The reality is that it is not a real framework until a group of people consider it
their framework. Everyone has a codebase...
1. Forms are tedious, but worst is upgrading your old sites to your new code base. You see all your old 'bad' ideas and it makes you wonder about all of your new 'good' ideas.
2. Best practices top to bottom
3. Fast to code complex features; easy to maintain.
4. Slow to code complex features; hard to maintain.
5. If you do the same thing on two projects, that could go in the framework.
6. The source.
7. N/A
8. A quick look at the available implementation styles
9. Everyone changes their 'style' as they learn new things. The real question is how to decide between two 'styles' that are equal just different.

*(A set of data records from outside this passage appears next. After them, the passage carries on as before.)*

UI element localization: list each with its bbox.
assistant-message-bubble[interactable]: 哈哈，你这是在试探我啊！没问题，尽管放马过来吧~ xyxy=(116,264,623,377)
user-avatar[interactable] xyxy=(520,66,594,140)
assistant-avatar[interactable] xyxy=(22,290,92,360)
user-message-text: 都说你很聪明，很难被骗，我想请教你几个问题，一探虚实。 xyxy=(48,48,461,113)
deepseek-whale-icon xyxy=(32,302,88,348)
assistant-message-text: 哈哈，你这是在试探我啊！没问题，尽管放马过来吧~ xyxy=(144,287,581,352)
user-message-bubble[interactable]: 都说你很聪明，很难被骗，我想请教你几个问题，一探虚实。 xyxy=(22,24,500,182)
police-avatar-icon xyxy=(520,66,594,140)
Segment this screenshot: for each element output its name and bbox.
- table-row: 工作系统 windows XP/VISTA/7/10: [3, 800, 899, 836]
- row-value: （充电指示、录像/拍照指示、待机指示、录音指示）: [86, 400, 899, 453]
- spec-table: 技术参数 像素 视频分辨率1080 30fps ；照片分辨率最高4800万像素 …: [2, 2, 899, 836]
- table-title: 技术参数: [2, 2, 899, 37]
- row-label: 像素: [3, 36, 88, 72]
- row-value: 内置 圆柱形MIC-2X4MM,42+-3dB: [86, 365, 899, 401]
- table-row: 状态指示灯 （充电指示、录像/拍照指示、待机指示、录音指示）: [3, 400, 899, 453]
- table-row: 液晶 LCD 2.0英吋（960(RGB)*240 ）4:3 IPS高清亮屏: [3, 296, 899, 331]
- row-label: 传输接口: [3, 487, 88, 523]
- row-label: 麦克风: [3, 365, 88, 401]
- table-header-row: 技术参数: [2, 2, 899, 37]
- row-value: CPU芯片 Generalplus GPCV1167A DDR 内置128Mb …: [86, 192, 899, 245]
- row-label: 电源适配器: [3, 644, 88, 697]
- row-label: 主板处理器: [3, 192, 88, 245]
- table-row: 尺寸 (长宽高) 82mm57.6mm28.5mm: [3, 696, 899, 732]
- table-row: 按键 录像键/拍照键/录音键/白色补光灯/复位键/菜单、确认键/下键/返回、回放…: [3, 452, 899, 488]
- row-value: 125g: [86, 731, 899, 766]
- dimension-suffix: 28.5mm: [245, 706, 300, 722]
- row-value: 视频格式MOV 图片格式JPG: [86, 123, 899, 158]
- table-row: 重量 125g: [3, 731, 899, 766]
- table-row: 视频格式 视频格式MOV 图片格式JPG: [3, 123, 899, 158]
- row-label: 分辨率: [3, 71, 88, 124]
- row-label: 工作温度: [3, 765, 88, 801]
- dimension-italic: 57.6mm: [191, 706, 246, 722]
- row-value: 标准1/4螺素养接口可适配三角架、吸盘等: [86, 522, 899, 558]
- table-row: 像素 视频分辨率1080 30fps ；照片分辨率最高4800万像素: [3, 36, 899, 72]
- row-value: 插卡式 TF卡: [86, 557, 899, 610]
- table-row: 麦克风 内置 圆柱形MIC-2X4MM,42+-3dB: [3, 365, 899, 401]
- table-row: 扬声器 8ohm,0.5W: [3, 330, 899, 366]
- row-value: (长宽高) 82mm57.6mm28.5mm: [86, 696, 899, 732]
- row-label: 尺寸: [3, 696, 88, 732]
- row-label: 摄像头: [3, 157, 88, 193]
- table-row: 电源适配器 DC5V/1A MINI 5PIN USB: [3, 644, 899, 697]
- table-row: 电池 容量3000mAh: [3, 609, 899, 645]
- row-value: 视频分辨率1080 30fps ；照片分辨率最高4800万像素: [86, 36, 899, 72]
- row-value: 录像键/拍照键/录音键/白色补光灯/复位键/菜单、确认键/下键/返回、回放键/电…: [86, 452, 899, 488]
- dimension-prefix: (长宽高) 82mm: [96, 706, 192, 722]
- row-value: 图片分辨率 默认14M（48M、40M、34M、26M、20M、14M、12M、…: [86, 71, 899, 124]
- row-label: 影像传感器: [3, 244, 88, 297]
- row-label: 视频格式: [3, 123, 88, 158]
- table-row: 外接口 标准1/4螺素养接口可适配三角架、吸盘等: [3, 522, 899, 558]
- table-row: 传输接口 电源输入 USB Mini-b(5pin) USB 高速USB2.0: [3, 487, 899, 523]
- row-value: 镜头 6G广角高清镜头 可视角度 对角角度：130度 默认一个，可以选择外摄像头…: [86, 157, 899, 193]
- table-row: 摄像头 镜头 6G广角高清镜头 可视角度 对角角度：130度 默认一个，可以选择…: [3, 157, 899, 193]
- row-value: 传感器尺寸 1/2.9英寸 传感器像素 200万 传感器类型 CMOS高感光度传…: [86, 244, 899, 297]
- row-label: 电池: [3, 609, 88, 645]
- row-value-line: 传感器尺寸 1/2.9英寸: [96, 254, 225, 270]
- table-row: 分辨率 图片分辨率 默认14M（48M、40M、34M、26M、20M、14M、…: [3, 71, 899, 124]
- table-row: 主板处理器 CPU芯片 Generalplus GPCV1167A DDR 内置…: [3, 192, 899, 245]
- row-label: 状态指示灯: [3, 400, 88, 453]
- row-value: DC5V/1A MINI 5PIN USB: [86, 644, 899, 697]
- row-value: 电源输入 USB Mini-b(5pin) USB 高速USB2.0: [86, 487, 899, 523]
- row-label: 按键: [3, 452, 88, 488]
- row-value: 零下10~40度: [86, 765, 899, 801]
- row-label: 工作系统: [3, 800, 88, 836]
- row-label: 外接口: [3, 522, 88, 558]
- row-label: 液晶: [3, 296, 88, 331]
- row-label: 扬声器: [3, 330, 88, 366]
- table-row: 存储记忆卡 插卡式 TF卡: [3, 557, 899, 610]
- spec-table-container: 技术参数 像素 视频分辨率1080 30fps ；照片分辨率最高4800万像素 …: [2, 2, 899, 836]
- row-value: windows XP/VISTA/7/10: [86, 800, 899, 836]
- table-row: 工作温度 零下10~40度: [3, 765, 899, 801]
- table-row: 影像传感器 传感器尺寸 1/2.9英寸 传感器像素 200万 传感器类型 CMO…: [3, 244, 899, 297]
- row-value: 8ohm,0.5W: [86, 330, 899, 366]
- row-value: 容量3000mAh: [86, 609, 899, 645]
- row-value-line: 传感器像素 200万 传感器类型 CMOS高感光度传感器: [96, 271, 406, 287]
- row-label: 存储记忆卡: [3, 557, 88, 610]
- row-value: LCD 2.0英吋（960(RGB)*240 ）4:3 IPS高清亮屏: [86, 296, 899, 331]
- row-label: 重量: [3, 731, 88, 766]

10. 'Transparent' is not very interesting to me ... well designed is ...
Everyone has their own framework. Almost all of these are really the same. The biggest difference is probably naming and how people combine things to simplify. Some people combine A and B, others B and C , but the all have A, B and C. It is those combining shortcut that make a code base fast for one programmer to do the kinds of project she/he does. But it is also those shortcuts that make it not a real general purpose framework
The best thing you can to release your code and hope you get good feedback. I have had a code base that I have maintained for a long time. I upgraded it PHP5 a while back and a few other people have gotten involved in designing and coding. The code base has improved greatly from having multiple people involved. It is still being redesigned and rethought. It is probably familiar to some here as
The Skeleton Framework. Anyone is free to download it
here. Input is welcome (negative is more helpful than positive).
The thing I have learned (besides that most of my code sucks

) is that a team can produce much better designed code than an individual. We recently have had some great design input from a familiar maniac that is really going to shake up the code for the better. The fun becomes not endlessly tweaking your own code base, but having smart people present better ways to do things.